LauraAll Posts, Marriage, Motherhood

Over the past few weeks, I felt compelled to share here what I’ve come to believe about any opportunities I may have to teach or preach to a group that includes men.

Funny timing, because the next thing I knew, a friend wrote a similar post herself. It must have stirred up some controversy because she removed her original statements for now.  (It’s kinda difficult to tackle the likes of  1 Timothy 2: 11 – 12 without stirring up controversy! First Timothy 2:11 – 12, says “Let the woman learn in silence with all subjection. But I suffer not a woman to teach, nor to usurp authority over the man, but to be in silence…”) Anyway, so after I read her blog posts, I thought I’d join the folks cheering her on for tackling a tough subject in the first place, and say, “here’s what I’ve come to believe…”

As you know, there are all kinds of interpretations of the women-teaching-men-in-church Scriptures. Most of them come down to two arguments:

1. The passages must be applied literally for us, just as they were for the original audience. These folks believe that women should not teach men.

2. The passages must be interpreted culturally. Paul was writing to an audience with starkly different gender roles, and was trying to promote peace and order in the worship services. He was suggesting worship rules that would benefit the women and men in his culture. These folks typically believe that women could – and often should – teach men.

Like many of you, I’ve wrestled over this topic so many times. I love to teach – was born to teach – and so, this topic has appeared often on my personal journey.  I never found peace for my turmoil, until God revealed this to me:

1. If the Scriptures are to be interpreted literally, I must conclude that I should not teach men. Period. It’s plain and simple. It’s just what the words themselves say.
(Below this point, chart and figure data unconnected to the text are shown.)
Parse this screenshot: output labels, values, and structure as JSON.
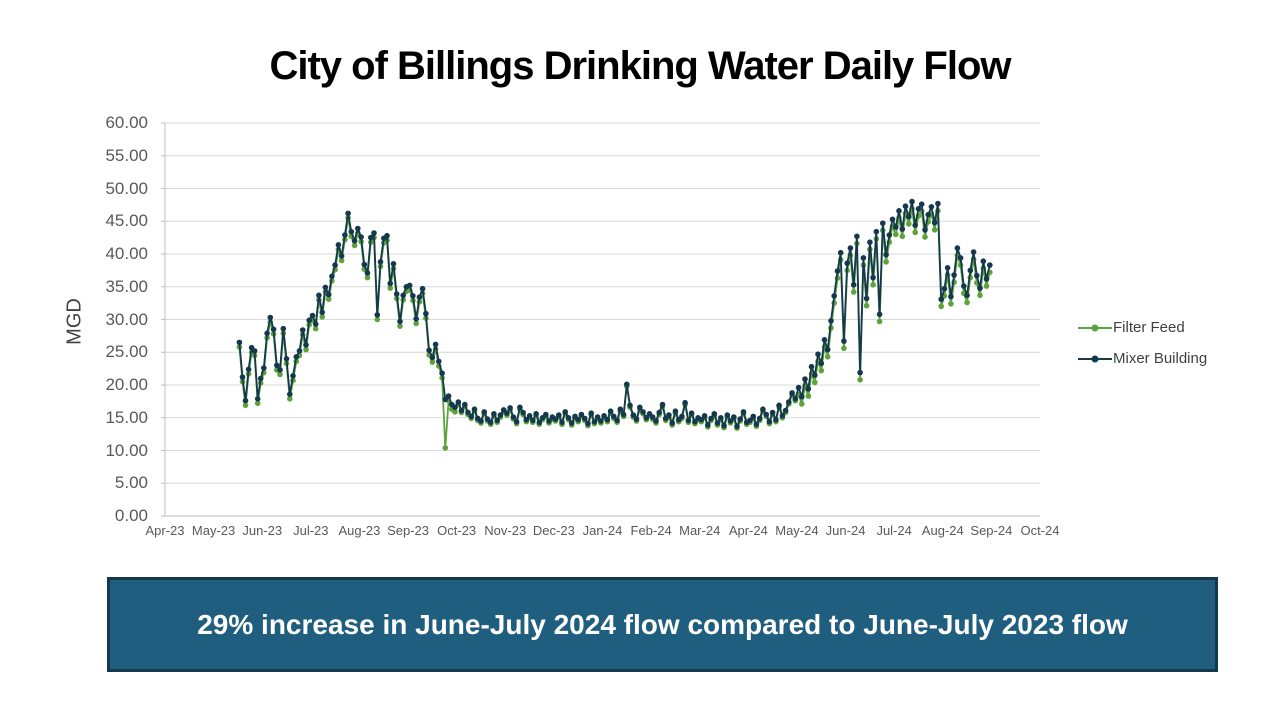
{
  "title": "City of Billings Drinking Water Daily Flow",
  "banner": {
    "text": "29% increase in June-July 2024 flow compared to June-July 2023 flow",
    "bg": "#1F5E7E",
    "border": "#123A4C",
    "text_color": "#FFFFFF"
  },
  "chart_data": {
    "type": "line",
    "title": "City of Billings Drinking Water Daily Flow",
    "xlabel": "",
    "ylabel": "MGD",
    "y_min": 0,
    "y_max": 60,
    "y_step": 5,
    "ylim": [
      0,
      60
    ],
    "grid": true,
    "legend_position": "right",
    "y_tick_labels": [
      "0.00",
      "5.00",
      "10.00",
      "15.00",
      "20.00",
      "25.00",
      "30.00",
      "35.00",
      "40.00",
      "45.00",
      "50.00",
      "55.00",
      "60.00"
    ],
    "x_tick_labels": [
      "Apr-23",
      "May-23",
      "Jun-23",
      "Jul-23",
      "Aug-23",
      "Sep-23",
      "Oct-23",
      "Nov-23",
      "Dec-23",
      "Jan-24",
      "Feb-24",
      "Mar-24",
      "Apr-24",
      "May-24",
      "Jun-24",
      "Jul-24",
      "Aug-24",
      "Sep-24",
      "Oct-24"
    ],
    "colors": {
      "grid": "#D9D9D9",
      "axis": "#BFBFBF",
      "tick_label": "#595959",
      "axis_title": "#404040",
      "title": "#000000"
    },
    "series": [
      {
        "name": "Filter Feed",
        "color": "#5BA33A",
        "marker": "circle",
        "data_key": "filter_feed"
      },
      {
        "name": "Mixer Building",
        "color": "#16384F",
        "marker": "circle",
        "data_key": "mixer_building"
      }
    ],
    "x_unit": "daily values sampled ~every 2 days, positioned within labeled month",
    "monthly_data": [
      {
        "month": "May-23",
        "f0": 0.5,
        "filter_feed": [
          25.8,
          20.5,
          16.9,
          21.7,
          25.0,
          24.5,
          17.2,
          20.3
        ],
        "mixer_building": [
          26.5,
          21.2,
          17.6,
          22.4,
          25.7,
          25.2,
          17.9,
          21.0
        ]
      },
      {
        "month": "Jun-23",
        "filter_feed": [
          21.9,
          27.2,
          29.6,
          27.8,
          22.3,
          21.6,
          27.9,
          23.3,
          17.9,
          20.7,
          23.6,
          24.5,
          27.7,
          25.4,
          29.2
        ],
        "mixer_building": [
          22.6,
          27.9,
          30.3,
          28.5,
          23.0,
          22.3,
          28.6,
          24.0,
          18.6,
          21.4,
          24.3,
          25.2,
          28.4,
          26.1,
          29.9
        ]
      },
      {
        "month": "Jul-23",
        "filter_feed": [
          29.9,
          28.6,
          33.0,
          30.4,
          34.2,
          33.1,
          35.9,
          37.6,
          40.7,
          39.0,
          42.2,
          45.5,
          42.7,
          41.3,
          43.2
        ],
        "mixer_building": [
          30.6,
          29.3,
          33.7,
          31.1,
          34.9,
          33.8,
          36.6,
          38.3,
          41.4,
          39.7,
          42.9,
          46.2,
          43.4,
          42.0,
          43.9
        ]
      },
      {
        "month": "Aug-23",
        "filter_feed": [
          41.9,
          37.7,
          36.4,
          41.8,
          42.5,
          30.0,
          38.1,
          41.7,
          42.1,
          34.8,
          37.8,
          33.2,
          29.0,
          33.0,
          34.3
        ],
        "mixer_building": [
          42.6,
          38.4,
          37.1,
          42.5,
          43.2,
          30.7,
          38.8,
          42.4,
          42.8,
          35.5,
          38.5,
          33.9,
          29.7,
          33.7,
          35.0
        ]
      },
      {
        "month": "Sep-23",
        "filter_feed": [
          34.5,
          32.9,
          29.4,
          32.7,
          34.0,
          30.2,
          24.6,
          23.5,
          25.5,
          22.9,
          21.1,
          10.4,
          17.6,
          16.3,
          15.9
        ],
        "mixer_building": [
          35.2,
          33.6,
          30.1,
          33.4,
          34.7,
          30.9,
          25.3,
          24.2,
          26.2,
          23.6,
          21.8,
          17.8,
          18.3,
          17.0,
          16.6
        ]
      },
      {
        "month": "Oct-23",
        "filter_feed": [
          17.1,
          15.8,
          16.7,
          15.5,
          14.9,
          16.0,
          14.6,
          14.2,
          15.6,
          14.5,
          14.0,
          15.3,
          14.3,
          15.1,
          15.9
        ],
        "mixer_building": [
          17.4,
          16.1,
          17.0,
          15.8,
          15.2,
          16.3,
          14.9,
          14.5,
          15.9,
          14.8,
          14.3,
          15.6,
          14.6,
          15.4,
          16.2
        ]
      },
      {
        "month": "Nov-23",
        "filter_feed": [
          15.4,
          16.2,
          14.8,
          14.1,
          16.3,
          15.5,
          14.4,
          15.0,
          14.3,
          15.3,
          14.0,
          14.7,
          15.2,
          14.2,
          14.8
        ],
        "mixer_building": [
          15.7,
          16.5,
          15.1,
          14.4,
          16.6,
          15.8,
          14.7,
          15.3,
          14.6,
          15.6,
          14.3,
          15.0,
          15.5,
          14.5,
          15.1
        ]
      },
      {
        "month": "Dec-23",
        "filter_feed": [
          14.5,
          15.1,
          14.0,
          15.6,
          14.7,
          13.9,
          14.9,
          14.4,
          15.2,
          14.6,
          13.8,
          15.4,
          14.1,
          14.8,
          14.2
        ],
        "mixer_building": [
          14.8,
          15.4,
          14.3,
          15.9,
          15.0,
          14.2,
          15.2,
          14.7,
          15.5,
          14.9,
          14.1,
          15.7,
          14.4,
          15.1,
          14.5
        ]
      },
      {
        "month": "Jan-24",
        "filter_feed": [
          15.0,
          14.4,
          15.7,
          14.9,
          14.3,
          16.0,
          15.2,
          19.8,
          16.6,
          15.1,
          14.5,
          16.3,
          15.6,
          14.7,
          15.3
        ],
        "mixer_building": [
          15.3,
          14.7,
          16.0,
          15.2,
          14.6,
          16.3,
          15.5,
          20.1,
          16.9,
          15.4,
          14.8,
          16.6,
          15.9,
          15.0,
          15.6
        ]
      },
      {
        "month": "Feb-24",
        "filter_feed": [
          14.8,
          14.2,
          15.5,
          16.7,
          14.6,
          15.1,
          13.9,
          15.7,
          14.4,
          14.9,
          17.0,
          14.3,
          15.4,
          14.1,
          14.7
        ],
        "mixer_building": [
          15.1,
          14.5,
          15.8,
          17.0,
          14.9,
          15.4,
          14.2,
          16.0,
          14.7,
          15.2,
          17.3,
          14.6,
          15.7,
          14.4,
          15.0
        ]
      },
      {
        "month": "Mar-24",
        "filter_feed": [
          14.4,
          15.0,
          13.6,
          14.6,
          15.3,
          13.9,
          14.7,
          13.5,
          15.1,
          14.2,
          14.8,
          13.4,
          14.5,
          15.6,
          14.0
        ],
        "mixer_building": [
          14.7,
          15.3,
          13.9,
          14.9,
          15.6,
          14.2,
          15.0,
          13.8,
          15.4,
          14.5,
          15.1,
          13.7,
          14.8,
          15.9,
          14.3
        ]
      },
      {
        "month": "Apr-24",
        "filter_feed": [
          14.3,
          14.9,
          13.7,
          14.6,
          16.0,
          15.2,
          14.1,
          15.5,
          14.4,
          16.6,
          15.0,
          15.8,
          17.1,
          18.5,
          17.6
        ],
        "mixer_building": [
          14.6,
          15.2,
          14.0,
          14.9,
          16.3,
          15.5,
          14.4,
          15.8,
          14.7,
          16.9,
          15.3,
          16.1,
          17.4,
          18.8,
          17.9
        ]
      },
      {
        "month": "May-24",
        "filter_feed": [
          18.5,
          17.1,
          19.8,
          18.3,
          21.7,
          20.4,
          23.6,
          22.2,
          25.8,
          24.3,
          28.7,
          32.5,
          36.3,
          39.1,
          25.6
        ],
        "mixer_building": [
          19.6,
          18.2,
          20.9,
          19.4,
          22.8,
          21.5,
          24.7,
          23.3,
          26.9,
          25.4,
          29.8,
          33.6,
          37.4,
          40.2,
          26.7
        ]
      },
      {
        "month": "Jun-24",
        "filter_feed": [
          37.5,
          39.8,
          34.2,
          41.6,
          20.8,
          38.3,
          32.1,
          40.7,
          35.3,
          42.3,
          29.7,
          43.6,
          38.8,
          41.8,
          44.2
        ],
        "mixer_building": [
          38.6,
          40.9,
          35.3,
          42.7,
          21.9,
          39.4,
          33.2,
          41.8,
          36.4,
          43.4,
          30.8,
          44.7,
          39.9,
          42.9,
          45.3
        ]
      },
      {
        "month": "Jul-24",
        "filter_feed": [
          43.0,
          45.5,
          42.7,
          46.2,
          44.6,
          46.9,
          43.3,
          45.8,
          46.5,
          42.6,
          44.9,
          46.1,
          43.7,
          46.6,
          32.0
        ],
        "mixer_building": [
          44.1,
          46.6,
          43.8,
          47.3,
          45.7,
          48.0,
          44.4,
          46.9,
          47.6,
          43.7,
          46.0,
          47.2,
          44.8,
          47.7,
          33.1
        ]
      },
      {
        "month": "Aug-24",
        "filter_feed": [
          33.6,
          36.8,
          32.4,
          35.7,
          39.8,
          38.3,
          34.0,
          32.6,
          36.4,
          39.2,
          35.6,
          33.7,
          37.8,
          35.1,
          37.2
        ],
        "mixer_building": [
          34.7,
          37.9,
          33.5,
          36.8,
          40.9,
          39.4,
          35.1,
          33.7,
          37.5,
          40.3,
          36.7,
          34.8,
          38.9,
          36.2,
          38.3
        ]
      }
    ]
  }
}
2. If the Scriptures are to be interpreted culturally, I should imitate Paul’s examination of gender roles, carefully considering what would benefit both genders in my culture. I still come out with: I should not teach men.  It seems to me, that in our church culture, women are rocking-the-party with teaching each other, holding Bible studies, encouraging each other to dig deep into Scripture. It seems to me that many men struggle to do so. It seems to me that women prosper when their men are confident, wise, and able to teach. It seems to me, that the men in a church need open spaces before they step forward in leadership, teaching, or preaching. Of course, that’s just my cultural interpretation. But let me tell you about one specific experience that encouraged me greatly. About a year ago, I had the opportunity to decline a teach-men-in-church offer. Here’s what happened: because I did not fill the podium, a man did.  He spoke about prayer. At the end, he had the elders (all men) pray for people in need. One of the people they prayed for was me! They gathered our little family together and prayed that God would increase and bless us. (And has He ever!!) It was powerful to sit in the receiving position and watch all of these men work in the Lord. They were mobilized, empowered, strong. And, by choosing to refrain from the opportunity, I was mobilized, empowered, and strong, too.